For Czechs, history is only too vivid, yet every generation perceives it differently. This creates massive stratifications in political party representation shown in areas such as EU approval rating—only 30 percent of Czechs approve EU leadership, and the majority of that percentage originates in citizens from age fifteen to thirty—and political party representation. Nevertheless, general mistrust in Czech politicians has in some ways unified the cross-generational cleavages (by decreasing voter participation all-round), but it has also increased Communist Party representation and spread political power more evenly across the four major parties. The major question, though, is how to restore unity among the Czech populace to once again increase voter turnout and improve government efficiency and accountability. How can we do it? Should we raise the nationalist banner and once again look up at King Wenceslas on his horse?

Unfortunately, that seems an improbable solution. When I asked a Czech friend of mine why nobody looks at the statue anymore, she brushed the question off and led me to another figure a couple of blocks down the road. This statue, created by local artist David Černý, shows King Wenceslas wearing his armor and proud expression, yet he sits astride an upside-down horse that appears either dead or sleeping. “This better represents the Czech people than the statue in Wenceslas Square. That statue, such a grand show of pride and heroism, is nothing like [Czech people]. The Černý, on the other hand, looks more like a guy who just came back drunk from a party and doesn’t realize the horse he is riding is upside down. This is more Czech.”

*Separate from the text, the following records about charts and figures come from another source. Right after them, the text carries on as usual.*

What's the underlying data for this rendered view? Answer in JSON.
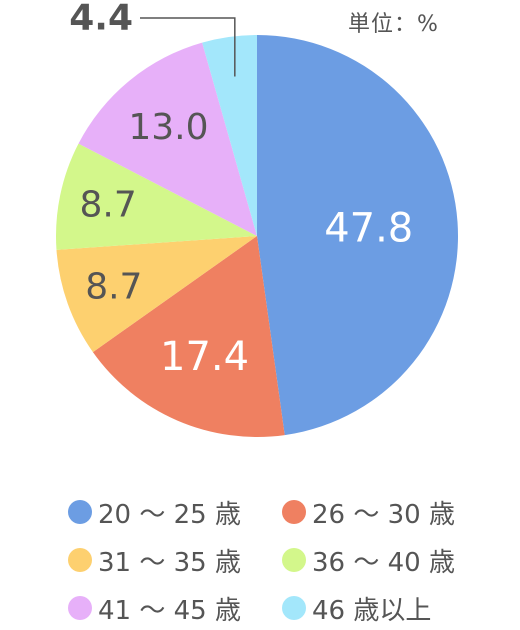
{
  "unit_label": "単位：%",
  "chart_data": {
    "type": "pie",
    "start": "12 o'clock",
    "direction": "clockwise",
    "slices": [
      {
        "label": "20 〜 25 歳",
        "value": 47.8,
        "display": "47.8",
        "color": "#6C9DE3",
        "label_color": "#ffffff"
      },
      {
        "label": "26 〜 30 歳",
        "value": 17.4,
        "display": "17.4",
        "color": "#EF8061",
        "label_color": "#ffffff"
      },
      {
        "label": "31 〜 35 歳",
        "value": 8.7,
        "display": "8.7",
        "color": "#FDD06F",
        "label_color": "#555555"
      },
      {
        "label": "36 〜 40 歳",
        "value": 8.7,
        "display": "8.7",
        "color": "#D3F78B",
        "label_color": "#555555"
      },
      {
        "label": "41 〜 45 歳",
        "value": 13.0,
        "display": "13.0",
        "color": "#E7B0F9",
        "label_color": "#555555"
      },
      {
        "label": "46 歳以上",
        "value": 4.4,
        "display": "4.4",
        "color": "#A3E7FB",
        "label_color": "#555555"
      }
    ],
    "legend_placement": "bottom"
  }
}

At the moment the prospect of the westernized democratic system of the Czech Republic hangs on the precipice of devolving back into the socialist mentality of delegative democracy, a state by which the citizens are inactive in politics and thereby “delegate” the political power and decision-making to their leaders. Luckily, a legacy of patience and a knack for black humor have shown that, for the moment, Czechs seem content to ride the horse upside-down, sitting astride a Communist legacy on one side and a Westernized future on the other.